Several programs within the DDCE have helped contribute to these promising statistics. One such program is UT Outreach, a pre-college preparatory program within the Longhorn Center for School Partnerships that targets students in underserved high schools across the state.

“The level of contact our students receive from the university level is what sets us apart,” says Brian English, executive director of UT Outreach-Dallas. “We are able to tell students that it doesn’t just stop with you all in high school. We stay connected with students through the education pipeline and all the way through to graduate school and employment.”

If not for UT Outreach, Madison Beasley, who earned a recurring scholarship as well as SAT prep, is unsure if she would have ended up at UT Austin.

“I appreciate the opportunities UT Outreach has provided me as well as introducing me to the skills I need in order to thrive in college,” says Madison, an exercise science sophomore. “We learned about what it takes to be a leader and that helped me prepare for UT.”

As students like Beasley transition from high school to UT Austin, UT Outreach makes sure they are connected with the Longhorn Center for Academic Excellence before they even attend summer orientation.
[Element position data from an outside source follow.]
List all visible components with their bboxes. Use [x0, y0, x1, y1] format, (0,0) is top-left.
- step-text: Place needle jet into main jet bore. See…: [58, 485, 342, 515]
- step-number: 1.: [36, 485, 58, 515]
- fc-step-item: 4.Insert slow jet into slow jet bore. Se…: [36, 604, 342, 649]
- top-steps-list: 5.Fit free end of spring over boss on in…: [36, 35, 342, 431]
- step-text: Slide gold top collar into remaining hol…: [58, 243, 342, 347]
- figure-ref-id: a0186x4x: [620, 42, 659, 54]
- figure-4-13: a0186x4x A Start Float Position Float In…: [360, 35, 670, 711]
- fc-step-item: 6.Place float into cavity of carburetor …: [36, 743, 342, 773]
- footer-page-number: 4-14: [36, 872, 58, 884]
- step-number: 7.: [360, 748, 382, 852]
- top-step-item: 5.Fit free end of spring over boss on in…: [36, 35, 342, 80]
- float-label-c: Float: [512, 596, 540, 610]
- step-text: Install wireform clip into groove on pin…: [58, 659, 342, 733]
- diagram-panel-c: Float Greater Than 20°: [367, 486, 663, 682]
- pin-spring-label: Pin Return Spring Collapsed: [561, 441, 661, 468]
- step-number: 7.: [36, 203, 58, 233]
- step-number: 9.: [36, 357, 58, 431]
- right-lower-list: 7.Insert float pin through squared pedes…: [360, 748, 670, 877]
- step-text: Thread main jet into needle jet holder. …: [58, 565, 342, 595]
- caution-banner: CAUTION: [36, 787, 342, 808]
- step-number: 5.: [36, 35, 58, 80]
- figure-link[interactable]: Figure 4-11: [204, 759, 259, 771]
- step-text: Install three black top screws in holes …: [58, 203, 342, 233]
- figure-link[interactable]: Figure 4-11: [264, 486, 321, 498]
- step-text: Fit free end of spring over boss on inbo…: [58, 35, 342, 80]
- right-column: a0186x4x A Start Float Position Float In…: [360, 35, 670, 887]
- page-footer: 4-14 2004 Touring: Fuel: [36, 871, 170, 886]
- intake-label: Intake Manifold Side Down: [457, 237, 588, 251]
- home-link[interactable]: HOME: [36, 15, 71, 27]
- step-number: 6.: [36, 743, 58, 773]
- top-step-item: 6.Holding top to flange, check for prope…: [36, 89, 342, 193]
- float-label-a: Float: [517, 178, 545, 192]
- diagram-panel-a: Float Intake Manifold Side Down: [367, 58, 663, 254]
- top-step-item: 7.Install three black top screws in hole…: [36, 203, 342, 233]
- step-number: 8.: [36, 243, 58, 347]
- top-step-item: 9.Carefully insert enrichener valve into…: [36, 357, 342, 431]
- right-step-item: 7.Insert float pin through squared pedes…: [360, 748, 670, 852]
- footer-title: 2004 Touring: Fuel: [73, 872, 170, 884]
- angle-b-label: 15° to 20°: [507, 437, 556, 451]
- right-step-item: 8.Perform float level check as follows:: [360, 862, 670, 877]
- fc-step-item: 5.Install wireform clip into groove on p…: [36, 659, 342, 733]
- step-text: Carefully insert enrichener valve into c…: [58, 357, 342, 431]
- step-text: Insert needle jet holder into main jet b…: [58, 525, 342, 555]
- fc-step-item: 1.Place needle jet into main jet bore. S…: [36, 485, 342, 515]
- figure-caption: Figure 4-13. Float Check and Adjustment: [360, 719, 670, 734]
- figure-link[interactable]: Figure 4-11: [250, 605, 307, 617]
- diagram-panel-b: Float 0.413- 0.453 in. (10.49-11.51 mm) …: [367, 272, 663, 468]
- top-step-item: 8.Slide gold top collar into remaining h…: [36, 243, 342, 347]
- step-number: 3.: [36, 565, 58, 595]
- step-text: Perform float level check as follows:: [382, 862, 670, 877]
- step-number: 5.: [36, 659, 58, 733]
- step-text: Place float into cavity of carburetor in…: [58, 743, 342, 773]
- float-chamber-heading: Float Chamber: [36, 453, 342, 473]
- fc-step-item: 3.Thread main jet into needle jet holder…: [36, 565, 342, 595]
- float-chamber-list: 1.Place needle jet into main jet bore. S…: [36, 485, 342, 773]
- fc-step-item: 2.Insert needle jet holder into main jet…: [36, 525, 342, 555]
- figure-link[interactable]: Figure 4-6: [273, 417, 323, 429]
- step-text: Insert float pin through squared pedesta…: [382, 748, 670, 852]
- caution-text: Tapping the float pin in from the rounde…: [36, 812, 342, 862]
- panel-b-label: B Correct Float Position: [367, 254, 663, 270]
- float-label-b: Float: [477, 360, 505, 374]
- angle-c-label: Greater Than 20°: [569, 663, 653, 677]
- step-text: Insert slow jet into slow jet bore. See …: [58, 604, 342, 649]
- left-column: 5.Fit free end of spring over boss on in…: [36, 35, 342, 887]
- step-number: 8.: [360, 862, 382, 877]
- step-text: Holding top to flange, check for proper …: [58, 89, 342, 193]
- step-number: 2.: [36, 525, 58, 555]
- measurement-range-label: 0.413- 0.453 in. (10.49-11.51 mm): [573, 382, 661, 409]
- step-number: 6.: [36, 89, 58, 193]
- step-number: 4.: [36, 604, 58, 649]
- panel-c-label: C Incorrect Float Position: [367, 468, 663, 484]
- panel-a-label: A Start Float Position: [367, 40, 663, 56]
Much of that work falls within the Gateway Scholars, a program that recruits prospective Longhorns and advises students after they enroll.

“We have heard from students that they decided to come because of the direct approach,” Lu says.“Even though UT is big, our model provides a more personal feel.”

Both Lu and English believe the university will only see further success in the recruitment and retention of students of color.

“The DDCE is now more involved and we do a much better job of informing our targeted communities,” Lu says. “Our students are no longer submitting applications into a black hole, but they understand how the process works and that their applications are valued. As word
continues to spread, we expect only greater things to come.”